2. Beschwerdegegenstand ist die Frage, ob die Staatsanwaltschaft das Strafverfahren gegen die Verantwortlichen der X AG und gegen Y betreffend die Sachverhalte im Zusammenhang mit dem Versandhandel mit OTC[4]-Präparaten, einschliesslich der Werbung für diesen Versandhandel, zu Recht einstellte.

3. a) aa) Die Beschwerdegegner X AG und Y bestreiten die Beschwerdelegitimation des Verbands Z. Dieser habe es insbesondere unterlassen, das rechtlich geschützte Interesse zu begründen. Ungeachtet der nicht substantiiert behaupteten Beschwerdelegitimation fehle dem Beschwerdeführer jedenfalls aber die Beschwer für die von ihm geltend gemachten Beschwerdegründe. Das Obergericht habe festgehalten, dem Beschwerdeführer komme in Bezug auf Zuwiderhandlungen gegen das HMG keine Parteistellung zu. Deshalb fehle ihm das rechtlich geschützte Interesse, die Einstellungsverfügung anzufechten, soweit die Staatsanwaltschaft eine Zuwiderhandlung gegen das HMG verneint habe. Genau dies tue aber der Beschwerdeführer: Er beanstande ausschliesslich die Würdigung der Staatsanwaltschaft in Bezug auf das HMG.

bb) Die Staatsanwaltschaft bestreitet die Beschwer des Beschwerdeführers nur in Bezug auf die Anfechtung von Ziff. 1 des Dispositivs der angefochtenen Verfügung (HMG-Delikte etc.), nicht aber in Bezug auf Ziff. 2 (UWG-Delikte).

b) Jede Partei, die ein rechtlich geschütztes Interesse an der Aufhebung oder Änderung eines Entscheids hat, kann gemäss Art. 382 Abs. 1 StPO ein Rechtsmittel ergreifen. Die Rechtsmittellegitimation ist eine Prozessvoraussetzung und daher vorab von der mit der Sache befassten Rechtsmittelinstanz von Amtes wegen zu prüfen.

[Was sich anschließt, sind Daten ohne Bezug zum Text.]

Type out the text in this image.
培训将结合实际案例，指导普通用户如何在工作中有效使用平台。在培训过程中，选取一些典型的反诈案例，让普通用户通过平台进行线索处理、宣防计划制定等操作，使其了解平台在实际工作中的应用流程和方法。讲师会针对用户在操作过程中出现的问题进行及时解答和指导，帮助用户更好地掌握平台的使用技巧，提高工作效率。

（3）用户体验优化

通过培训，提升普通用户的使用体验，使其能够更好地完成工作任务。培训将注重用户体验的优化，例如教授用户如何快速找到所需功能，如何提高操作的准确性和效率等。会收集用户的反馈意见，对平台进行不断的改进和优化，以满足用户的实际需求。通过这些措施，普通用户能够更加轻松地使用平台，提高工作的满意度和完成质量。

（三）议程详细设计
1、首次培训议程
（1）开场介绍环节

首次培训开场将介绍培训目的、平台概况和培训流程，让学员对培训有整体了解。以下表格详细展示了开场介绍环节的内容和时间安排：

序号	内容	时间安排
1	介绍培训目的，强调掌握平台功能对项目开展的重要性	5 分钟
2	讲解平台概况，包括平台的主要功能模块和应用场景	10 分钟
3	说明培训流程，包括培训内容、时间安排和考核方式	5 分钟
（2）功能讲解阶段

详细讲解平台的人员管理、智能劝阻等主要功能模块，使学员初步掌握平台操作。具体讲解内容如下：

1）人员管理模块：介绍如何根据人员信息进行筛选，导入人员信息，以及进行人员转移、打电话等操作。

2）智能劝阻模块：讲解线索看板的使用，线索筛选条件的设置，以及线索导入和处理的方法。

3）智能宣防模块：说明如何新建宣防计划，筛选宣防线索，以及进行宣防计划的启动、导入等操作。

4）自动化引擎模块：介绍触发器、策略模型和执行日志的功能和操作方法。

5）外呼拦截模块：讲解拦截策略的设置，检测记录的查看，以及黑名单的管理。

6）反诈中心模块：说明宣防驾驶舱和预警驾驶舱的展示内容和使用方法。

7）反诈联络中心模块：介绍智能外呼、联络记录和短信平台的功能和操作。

Fehlt sie, ist auf die Beschwerde nicht einzutreten[5]. Ein rechtlich geschütztes Interesse an der Aufhebung oder Änderung eines Entscheids und damit eine Beschwer ist (nur) gegeben, wenn der Beschwerdeführer selbst in seinen eigenen Rechten unmittelbar und direkt betroffen ist[6].

c) aa) Parteien sind die beschuldigte Person, die Privatklägerschaft sowie (im Haupt- und Rechtsmittelverfahren) die Staatsanwaltschaft; Bund und Kantone können weiteren Behörden, die öffentliche Interessen zu wahren haben, volle oder beschränkte Parteirechte einräumen[7]. Sogenannte andere Verfahrensbeteiligte bilden die geschädigte Person, die Person, die Anzeige erstattete, die Zeugin oder der Zeuge, die Auskunftsperson, die oder der Sachverständige sowie der oder die durch Verfahrenshandlungen beschwerte Dritte. Werden die Verfahrensbeteiligten in ihren Rechten unmittelbar betroffen, stehen ihnen die zur Wahrung ihrer Interessen erforderlichen Verfahrensrechte einer Partei zu[8].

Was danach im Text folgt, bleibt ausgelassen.